Broken Tools
During a recent devotion we talked about tools, and how God uses us to fulfill different purposes in His kingdom. A few months prior I had bought a house out in the country with a big yard that had not been properly taken care of by the previous owner. The bushes, weeds, and trees had grown up and had not been pruned causing me to spend much of my free time hacking, clipping, cutting and sawing away at the foliage, and then disposing of it all. My body was continually decorated with cuts, scrapes and bruises from trying to clean up the mess, and I believe I took more aspirin in thosemonths of work than I had taken most of my life put together. I became up-close and personal with my tool shed and all the host of tools therein.
As we were talking during our devotion, I was thinking of these tools and my life. For most of my adult years I had been extremely active in the church and had been a part of nearly every type of ministry there was. My boys grew up being my helpers, sleeping under pews and hearing bible studies over and over that they had already heard me teach. I recognized needs in the churches I had been a part of and tried to fulfill what I could, just like I had seen the need to clean up my yard and get rid of the debris that took away from the beauty that I knew existed under it. There was nothing wrong with using my energy to meet needs, except that I was trying to be all tools to all needs, which made me become more like a worn out Swiss Army knife than a specialized tool. Often I’d find myself chipped, worn-down, and sometimes broken and hence… not as useable as I should have been.

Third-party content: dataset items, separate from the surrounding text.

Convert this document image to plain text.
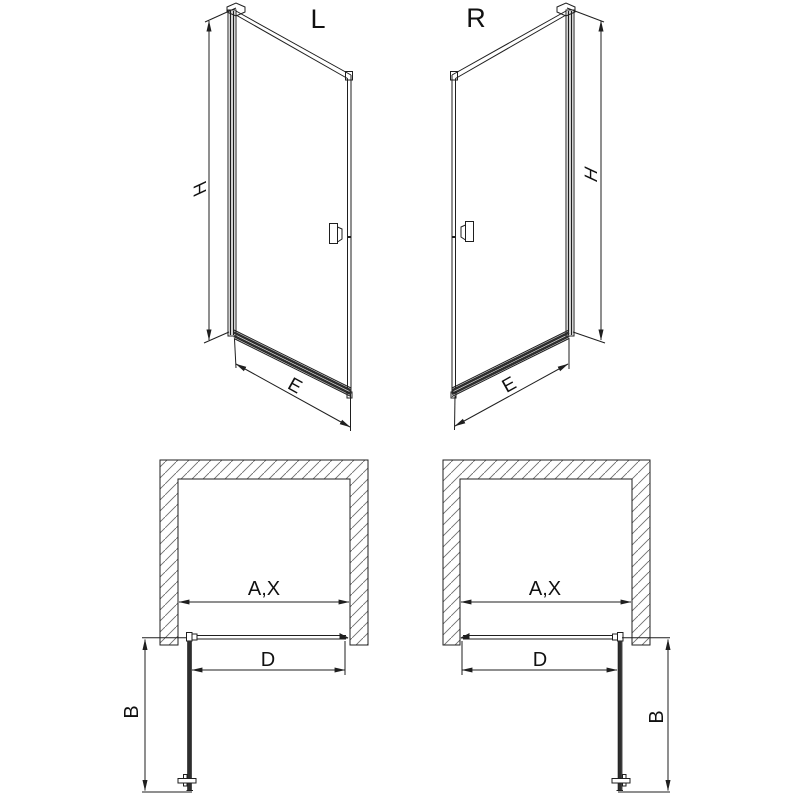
L
H
E
R
H
E
A,X
B
D
A,X
B
D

God did not call any of us to be all things to all people. I believe that it is more pleasing to Him that we become deep and skilled in our areas of ministry instead of spread thin and shallow where we are less effective. We are tools in His hands and just like a shovel from my shed cannot do the work of a hammer effectively, we cannot do all the works that God has need of in His kingdom effectively. We are one body, each being a part – a tool – that works together for one purpose. When we try to be something God did not design us to be we end up being frustrated and weary, seeing little progress which can lead to bitterness or losing our faith in God.
During a recent part of my life I stopped working in all the ministries that I was involved in because I had become so weary, worn and broken that I could no longer function properly. It was no longer just a matter of being re-sharpened; I had to be remade. After a long period of recovery and being remade, I became involved in a ministry again, but only one – Kids Prayer training. I made myself a promise that I would become deep and skilled in one thing instead of all the things I seen that needed help around me. That meant that I had to trust God that He would take care of the other needs and raise up others to help in those areas, if they truly were His will and His needs to begin with.
I am no longer a Swiss Army knife; I am one tool doing one thing well that will bring more glory to God than fumbling attempts of being a whole shed of tools that do not work effectively. I am now at peace. I am now able to focus. I am now able to hear God where before all I could hear was the groaning of my own voice under the weight of all the work I was trying to carry. I am now able to bring God glory instead of only desperate prayers for strength to just make it another day.
Lord, you created us with a plan and purpose for our lives. Often we allow our plans and desires to become more important than Yours, and we make decisions in our life without consulting You and in the end we end up broken and burnt out. Help me to follow your plan for my life. Help me to not compare myself and my ministry to others. Help me to be content with doing what You want me to do, no matter how big or how little or how others see its significance. I submit my will to Yours. Help me to do well what You’ve created me to do so I can bring You glory. If I am ever involved in works that You would like for me to forgo, then place that in my heart and help my desires to be the same desires You have for my life so I will work in Your will, and be effective. I want to be the tool You designed me to be.